Right now, i have four friends who i know and love. But there is a light problem, the two closest to me, have both let me down, and i dont feel as close to them anymore, i suppose its mutual. I just feel so alone.
My best friend, Julie, she's pretty cool and a better friend, but from time to time, she gets sorta pissy and then the last thing you'd want to do, is piss her off. She's not that bad, but i just feel like she doesn't understand me anymore. She has this nasty habit of calling all bands that i listen to emo, calling me emo, and just plain doubting my decisions and what not, and it gets on my nerves and it hurts. I dont do any of that to her, and i've told her many many times, that i'd appreciate it, if she's stop, but so far, she has just said, that people give her that, so why should she stop. The thing is, i dont give her critique or anything of the kind unless i feel like i need to insult her, and i never do. She just doesnt understand me anymore, i'm afraid. Yet i dont want to break up our friendship... i've grown accustomed to her and i love her presence, she's just so fuckin dear to me(excuse the profanity).
My other best friend, Sven. He's a nice bloke, we had a friends with benefits scenario somewhere in april - may but since he got together with his girlfriend again, things just havent been the same... i suppose he doesnt like me anymore, not even as a friend, although he means the world to me, and i'd give anything to gain his respect when it comes to my guitar skills. I know i'm better than him, but i need to him to say it. He said i was better at english than him, which means alot, since he's finishing high school and he's in the English College in our capital city... He said that about my vocabulary, it meant the world to me.
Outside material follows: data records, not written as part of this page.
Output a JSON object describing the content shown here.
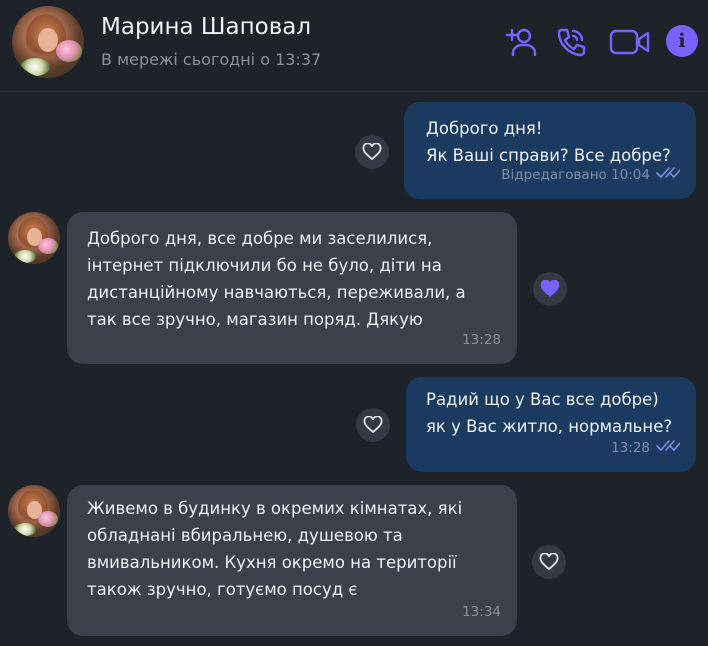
{
  "header": {
    "name": "Марина Шаповал",
    "status": "В мережі сьогодні о 13:37",
    "icons": [
      "add-contact-icon",
      "call-icon",
      "video-call-icon",
      "info-icon"
    ],
    "info_glyph": "i",
    "accent": "#7b61ff"
  },
  "messages": [
    {
      "direction": "out",
      "text": "Доброго дня!\nЯк Ваші справи? Все добре?",
      "meta": "Відредаговано 10:04",
      "read": true,
      "reaction": "heart-outline-icon"
    },
    {
      "direction": "in",
      "text": "Доброго дня, все добре ми заселилися,\nінтернет підключили бо не було, діти на\nдистанційному навчаються, переживали, а\nтак все зручно, магазин поряд. Дякую",
      "meta": "13:28",
      "reaction": "heart-filled-icon"
    },
    {
      "direction": "out",
      "text": "Радий що у Вас все добре)\nяк у Вас житло, нормальне?",
      "meta": "13:28",
      "read": true,
      "reaction": "heart-outline-icon"
    },
    {
      "direction": "in",
      "text": "Живемо в будинку в окремих кімнатах, які\nобладнані вбиральнею, душевою та\nвмивальником. Кухня окремо на території\nтакож зручно, готуємо посуд є",
      "meta": "13:34",
      "reaction": "heart-outline-icon"
    }
  ],
  "colors": {
    "background": "#1e2229",
    "bubble_out": "#1b3a5f",
    "bubble_in": "#3a414b",
    "accent": "#7b61ff"
  }
}
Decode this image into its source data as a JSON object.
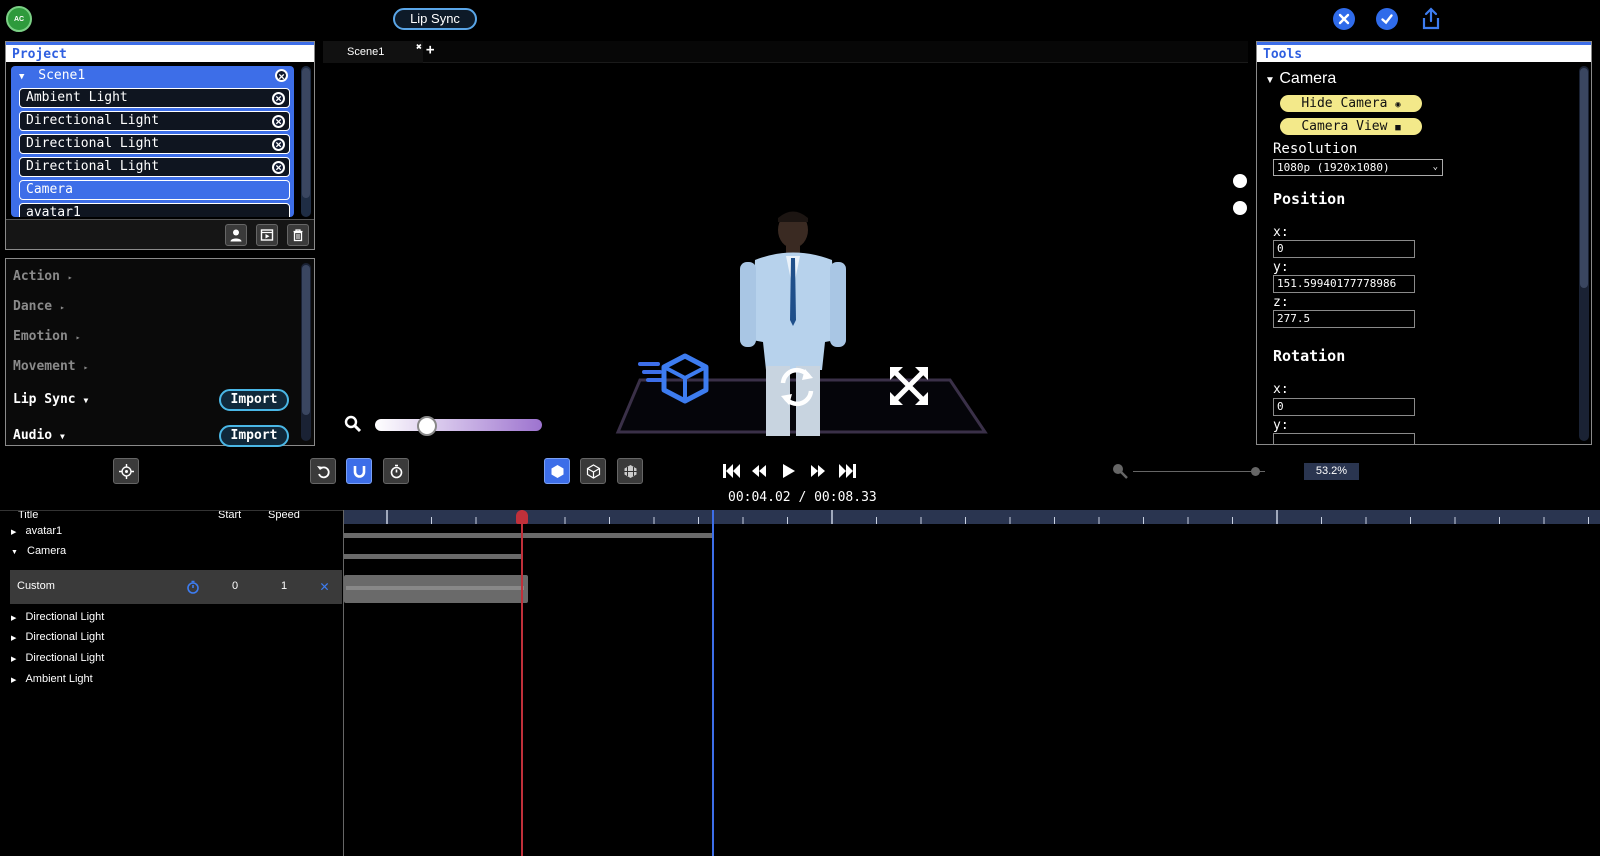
{
  "app": {
    "logo_text": "AC",
    "mode_label": "Lip Sync",
    "top_actions": [
      "close-icon",
      "check-icon",
      "share-icon"
    ]
  },
  "project": {
    "title": "Project",
    "scene": "Scene1",
    "items": [
      "Ambient Light",
      "Directional Light",
      "Directional Light",
      "Directional Light",
      "Camera",
      "avatar1"
    ]
  },
  "library": {
    "items": [
      "Action",
      "Dance",
      "Emotion",
      "Movement",
      "Lip Sync",
      "Audio"
    ],
    "import_label": "Import"
  },
  "viewport": {
    "tab": "Scene1"
  },
  "tools": {
    "title": "Tools",
    "section": "Camera",
    "hide_camera": "Hide Camera",
    "camera_view": "Camera View",
    "resolution_label": "Resolution",
    "resolution_value": "1080p (1920x1080)",
    "position_title": "Position",
    "rotation_title": "Rotation",
    "pos_x_label": "x:",
    "pos_y_label": "y:",
    "pos_z_label": "z:",
    "pos_x": "0",
    "pos_y": "151.59940177778986",
    "pos_z": "277.5",
    "rot_x_label": "x:",
    "rot_y_label": "y:",
    "rot_x": "0"
  },
  "playback": {
    "time_current": "00:04.02",
    "time_total": "00:08.33",
    "zoom_percent": "53.2%"
  },
  "timeline": {
    "col_title": "Title",
    "col_start": "Start",
    "col_speed": "Speed",
    "rows": [
      "avatar1",
      "Camera",
      "Directional Light",
      "Directional Light",
      "Directional Light",
      "Ambient Light"
    ],
    "custom": {
      "name": "Custom",
      "start": "0",
      "speed": "1"
    }
  },
  "colors": {
    "accent": "#3d6ee8",
    "playhead": "#c0303a",
    "highlight": "#f3e98a"
  }
}
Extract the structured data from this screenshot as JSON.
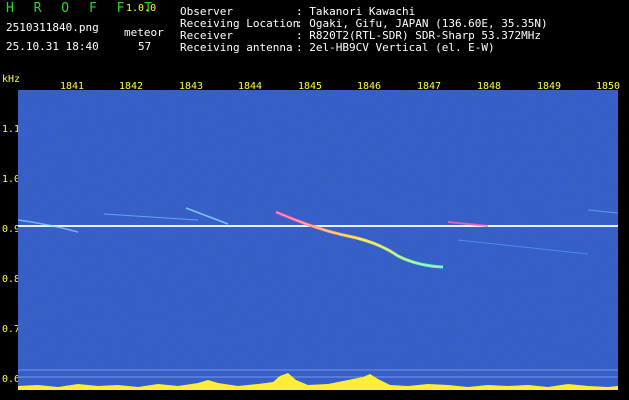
{
  "app": {
    "name": "H R O F F T",
    "version": "1.0.0"
  },
  "file": {
    "name": "2510311840.png",
    "datetime": "25.10.31 18:40"
  },
  "meteor": {
    "label": "meteor",
    "count": "57"
  },
  "info": [
    {
      "key": "Observer",
      "value": ": Takanori Kawachi"
    },
    {
      "key": "Receiving Location",
      "value": ": Ogaki, Gifu, JAPAN (136.60E, 35.35N)"
    },
    {
      "key": "Receiver",
      "value": ": R820T2(RTL-SDR) SDR-Sharp 53.372MHz"
    },
    {
      "key": "Receiving antenna",
      "value": ": 2el-HB9CV Vertical (el. E-W)"
    }
  ],
  "axis": {
    "y_unit": "kHz",
    "x_ticks": [
      "1841",
      "1842",
      "1843",
      "1844",
      "1845",
      "1846",
      "1847",
      "1848",
      "1849",
      "1850"
    ],
    "y_ticks": [
      "1.1",
      "1.0",
      "0.9",
      "0.8",
      "0.7",
      "0.6"
    ]
  },
  "colors": {
    "background": "#0a1a8a",
    "tick_label": "#ffff33",
    "title": "#22dd22",
    "carrier": "#ffffff"
  }
}
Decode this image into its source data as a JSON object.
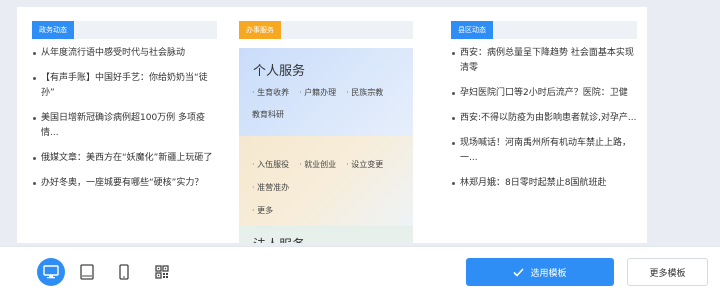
{
  "columns": {
    "left": {
      "tag": "政务动态",
      "items": [
        "从年度流行语中感受时代与社会脉动",
        "【有声手账】中国好手艺：你给奶奶当“徒孙”",
        "美国日增新冠确诊病例超100万例 多项疫情...",
        "俄媒文章：美西方在“妖魔化”新疆上玩砸了",
        "办好冬奥，一座城要有哪些“硬核”实力？"
      ]
    },
    "middle": {
      "tag": "办事服务",
      "personal_title": "个人服务",
      "personal_links": [
        "生育收养",
        "户籍办理",
        "民族宗教",
        "教育科研"
      ],
      "extra_links": [
        "入伍服役",
        "就业创业",
        "设立变更",
        "准营准办",
        "更多"
      ],
      "legal_title": "法人服务"
    },
    "right": {
      "tag": "县区动态",
      "items": [
        "西安：病例总量呈下降趋势 社会面基本实现清零",
        "孕妇医院门口等2小时后流产？医院：卫健",
        "西安:不得以防疫为由影响患者就诊,对孕产...",
        "现场喊话！河南禹州所有机动车禁止上路，一...",
        "林郑月娥：8日零时起禁止8国航班赴"
      ]
    }
  },
  "toolbar": {
    "devices": [
      "desktop-icon",
      "tablet-icon",
      "phone-icon",
      "qr-code-icon"
    ],
    "primary_label": "选用模板",
    "secondary_label": "更多模板"
  },
  "colors": {
    "accent": "#2f8ef6",
    "orange": "#f7a823"
  }
}
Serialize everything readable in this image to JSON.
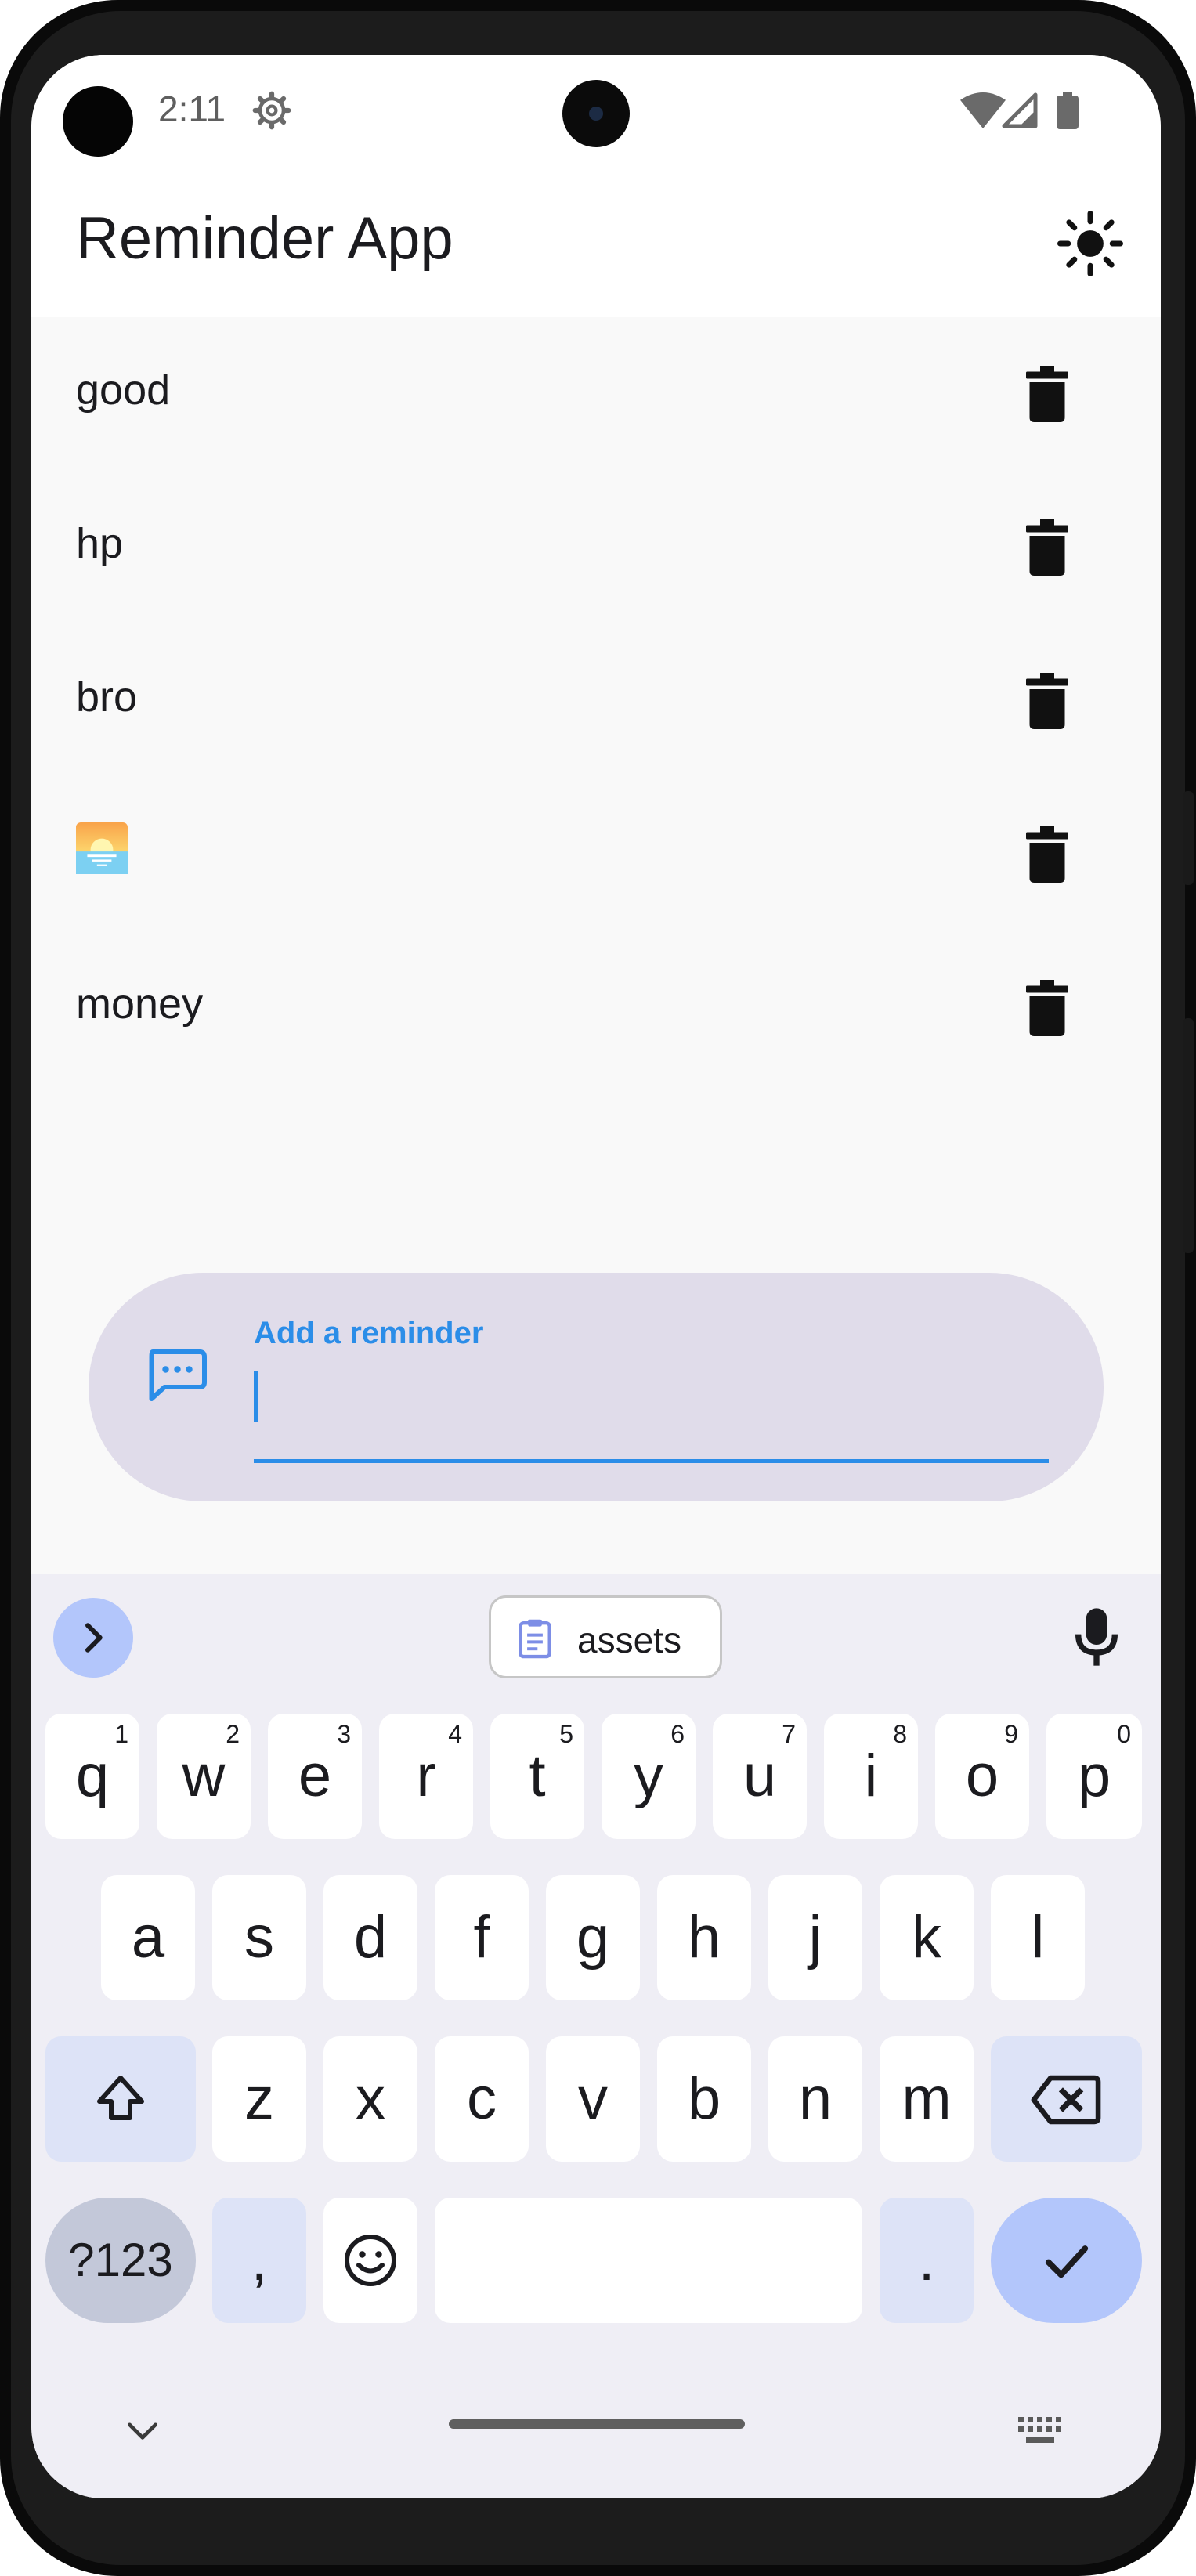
{
  "status_bar": {
    "time": "2:11"
  },
  "app_bar": {
    "title": "Reminder App"
  },
  "reminders": [
    {
      "label": "good",
      "emoji": false
    },
    {
      "label": "hp",
      "emoji": false
    },
    {
      "label": "bro",
      "emoji": false
    },
    {
      "label": "",
      "emoji": true,
      "icon": "sunrise-emoji"
    },
    {
      "label": "money",
      "emoji": false
    }
  ],
  "input": {
    "label": "Add a reminder",
    "value": ""
  },
  "keyboard": {
    "suggestion": "assets",
    "row1": [
      {
        "k": "q",
        "h": "1"
      },
      {
        "k": "w",
        "h": "2"
      },
      {
        "k": "e",
        "h": "3"
      },
      {
        "k": "r",
        "h": "4"
      },
      {
        "k": "t",
        "h": "5"
      },
      {
        "k": "y",
        "h": "6"
      },
      {
        "k": "u",
        "h": "7"
      },
      {
        "k": "i",
        "h": "8"
      },
      {
        "k": "o",
        "h": "9"
      },
      {
        "k": "p",
        "h": "0"
      }
    ],
    "row2": [
      "a",
      "s",
      "d",
      "f",
      "g",
      "h",
      "j",
      "k",
      "l"
    ],
    "row3": [
      "z",
      "x",
      "c",
      "v",
      "b",
      "n",
      "m"
    ],
    "symbols_label": "?123",
    "comma": ",",
    "period": "."
  },
  "colors": {
    "accent": "#2b8de8",
    "input_card": "#e0dcea",
    "keyboard_bg": "#efeef5",
    "key_mod": "#dde3f7",
    "key_enter": "#b3c6fb"
  }
}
Yet again, i've come to think that he doesnt understand nor respect me anymore, and i loved his company, although i dont get to enjoy that very often, and i miss him and i think a part of me still loves him from time to time.
Maddy, my bestest bestest most dearest friend, you mean the world to me, she understands me, she respects my guitar skills, she respects my drawings, my writings, she never said anything that would hurt me and when she does, i know that its not meant like it, and that i am as dear to her as she is to me.
I wont go into my fourth friend, but i hope you got the idea of whats troubling me.